Being able to detect Alzheimer's disease during its early stages may result in significant improvements in health outcomes. Researchers work to diagnose the debilitating disease early and in a recent investigation, a group was able to discover that a distinct urine odor may help indicate the onset of Alzheimer's.
Researchers from the Monell Chemical Senses Center, the U.S. Department of Agriculture, and other institutions were able to discover a unique urine odor among mouse models of Alzheimer's disease, even before the disease fully blows up.
The study results may pave the way for experts to develop non-invasive diagnostic tests to determine Alzheimer's disease early.
Research investigator Bruce Kimball from the USDA National Wildlife Research Center said that past studies from Monell and the USDA concentrated on body odor alterations as a result of exogenous roots such as vaccines and viruses. He added that now, there is a proof that the typical urinary odor may be modified by brain changes due to Alzheimer's.
To come up with the results, the researchers examined three mouse models dubbed as "APP mice," which carry the brain pathology of Alzheimer's disease. They performed behavioral and chemical analyses and found that each of the samples produced urine that is highly distinct to that of the control mice.
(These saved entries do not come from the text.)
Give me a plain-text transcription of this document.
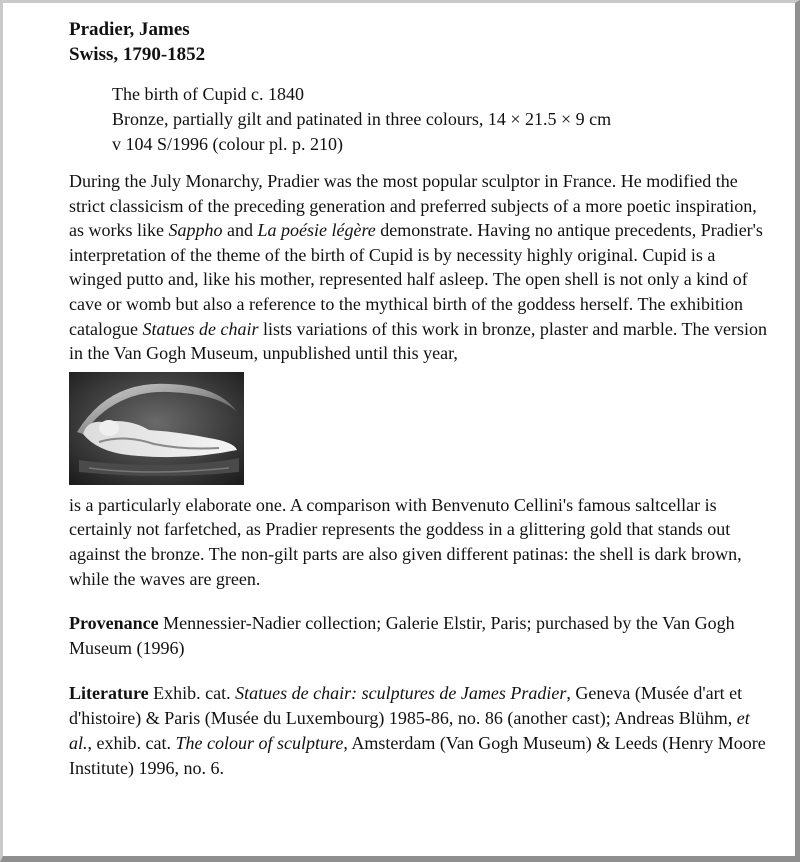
Pradier, James
Swiss, 1790-1852
The birth of Cupid c. 1840
Bronze, partially gilt and patinated in three colours, 14 × 21.5 × 9 cm
v 104 S/1996 (colour pl. p. 210)
During the July Monarchy, Pradier was the most popular sculptor in France. He modified the strict classicism of the preceding generation and preferred subjects of a more poetic inspiration, as works like Sappho and La poésie légère demonstrate. Having no antique precedents, Pradier's interpretation of the theme of the birth of Cupid is by necessity highly original. Cupid is a winged putto and, like his mother, represented half asleep. The open shell is not only a kind of cave or womb but also a reference to the mythical birth of the goddess herself. The exhibition catalogue Statues de chair lists variations of this work in bronze, plaster and marble. The version in the Van Gogh Museum, unpublished until this year,
is a particularly elaborate one. A comparison with Benvenuto Cellini's famous saltcellar is certainly not farfetched, as Pradier represents the goddess in a glittering gold that stands out against the bronze. The non-gilt parts are also given different patinas: the shell is dark brown, while the waves are green.
Provenance Mennessier-Nadier collection; Galerie Elstir, Paris; purchased by the Van Gogh Museum (1996)
Literature Exhib. cat. Statues de chair: sculptures de James Pradier, Geneva (Musée d'art et d'histoire) & Paris (Musée du Luxembourg) 1985-86, no. 86 (another cast); Andreas Blühm, et al., exhib. cat. The colour of sculpture, Amsterdam (Van Gogh Museum) & Leeds (Henry Moore Institute) 1996, no. 6.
The odor changes were not due to the appearance of a new substance rather a relative change in the concentrations of urinary compounds.
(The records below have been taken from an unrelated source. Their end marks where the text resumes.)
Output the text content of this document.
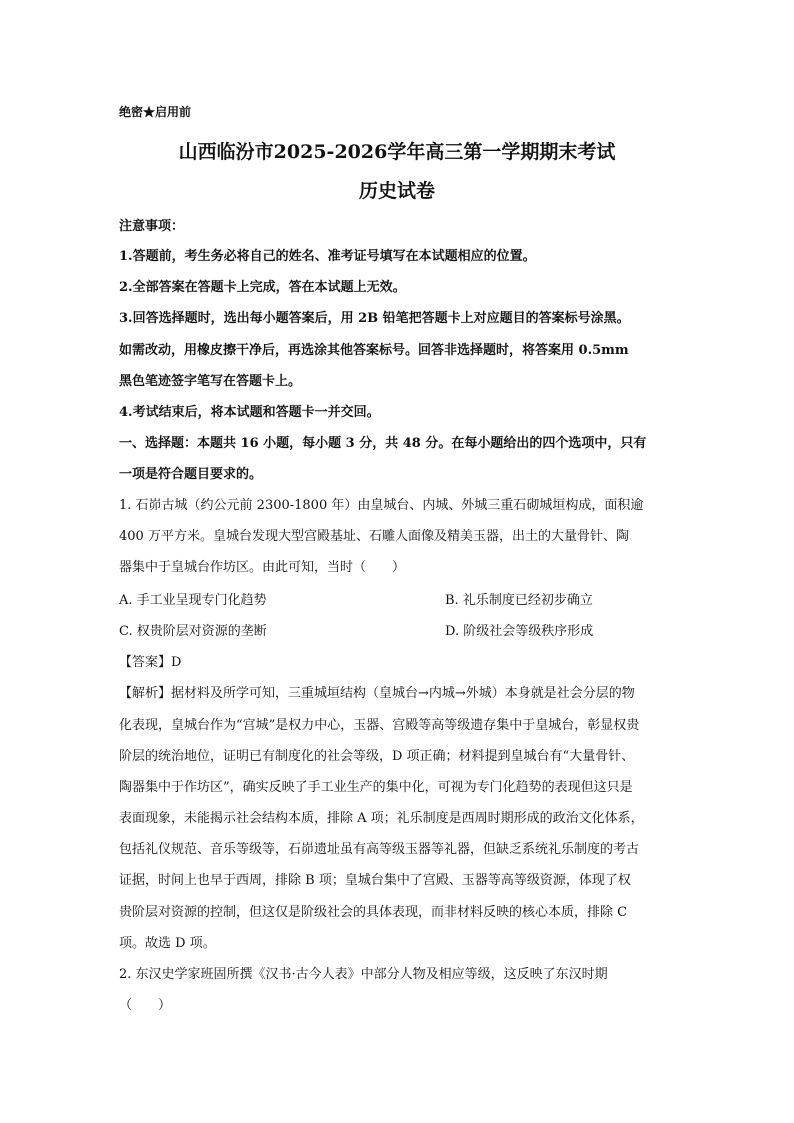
绝密★启用前
山西临汾市2025-2026学年高三第一学期期末考试
历史试卷
注意事项：
1.答题前，考生务必将自己的姓名、准考证号填写在本试题相应的位置。
2.全部答案在答题卡上完成，答在本试题上无效。
3.回答选择题时，选出每小题答案后，用 2B 铅笔把答题卡上对应题目的答案标号涂黑。
如需改动，用橡皮擦干净后，再选涂其他答案标号。回答非选择题时，将答案用 0.5mm
黑色笔迹签字笔写在答题卡上。
4.考试结束后，将本试题和答题卡一并交回。
一、选择题：本题共 16 小题，每小题 3 分，共 48 分。在每小题给出的四个选项中，只有
一项是符合题目要求的。
1. 石峁古城（约公元前 2300-1800 年）由皇城台、内城、外城三重石砌城垣构成，面积逾
400 万平方米。皇城台发现大型宫殿基址、石雕人面像及精美玉器，出土的大量骨针、陶
器集中于皇城台作坊区。由此可知，当时（　　）
A. 手工业呈现专门化趋势	B. 礼乐制度已经初步确立
C. 权贵阶层对资源的垄断	D. 阶级社会等级秩序形成
【答案】D
【解析】据材料及所学可知，三重城垣结构（皇城台→内城→外城）本身就是社会分层的物
化表现，皇城台作为“宫城”是权力中心，玉器、宫殿等高等级遗存集中于皇城台，彰显权贵
阶层的统治地位，证明已有制度化的社会等级，D 项正确；材料提到皇城台有“大量骨针、
陶器集中于作坊区”，确实反映了手工业生产的集中化，可视为专门化趋势的表现但这只是
表面现象，未能揭示社会结构本质，排除 A 项；礼乐制度是西周时期形成的政治文化体系，
包括礼仪规范、音乐等级等，石峁遗址虽有高等级玉器等礼器，但缺乏系统礼乐制度的考古
证据，时间上也早于西周，排除 B 项；皇城台集中了宫殿、玉器等高等级资源，体现了权
贵阶层对资源的控制，但这仅是阶级社会的具体表现，而非材料反映的核心本质，排除 C
项。故选 D 项。
2. 东汉史学家班固所撰《汉书·古今人表》中部分人物及相应等级，这反映了东汉时期
（　　）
The results suggest that the distinct urine odor is associated with the presence of an existing gene instead of a development of new pathological changes in the brain.
Alzheimer's disease is a debilitating disorder that plagues about 5.1 million families in the United States. The disorder is the most common form of dementia and is typically diagnosed in people aged 65 years old and above.
As there are no curative treatments for Alzheimer's yet, the key is to detect the disease early so that families may plan ahead and seek appropriate symptomatic care for their loved ones. Having another potential Alzheimer's detector is a significant step towards improving disease outcomes.
"Establishing additional biomarkers in screening populations for AD will provide enhanced diagnostic specificity and will be critical in evaluating disease-modifying therapies," the authors wrote.
The study was published in the journal Scientific Reports on Thursday, Jan. 14.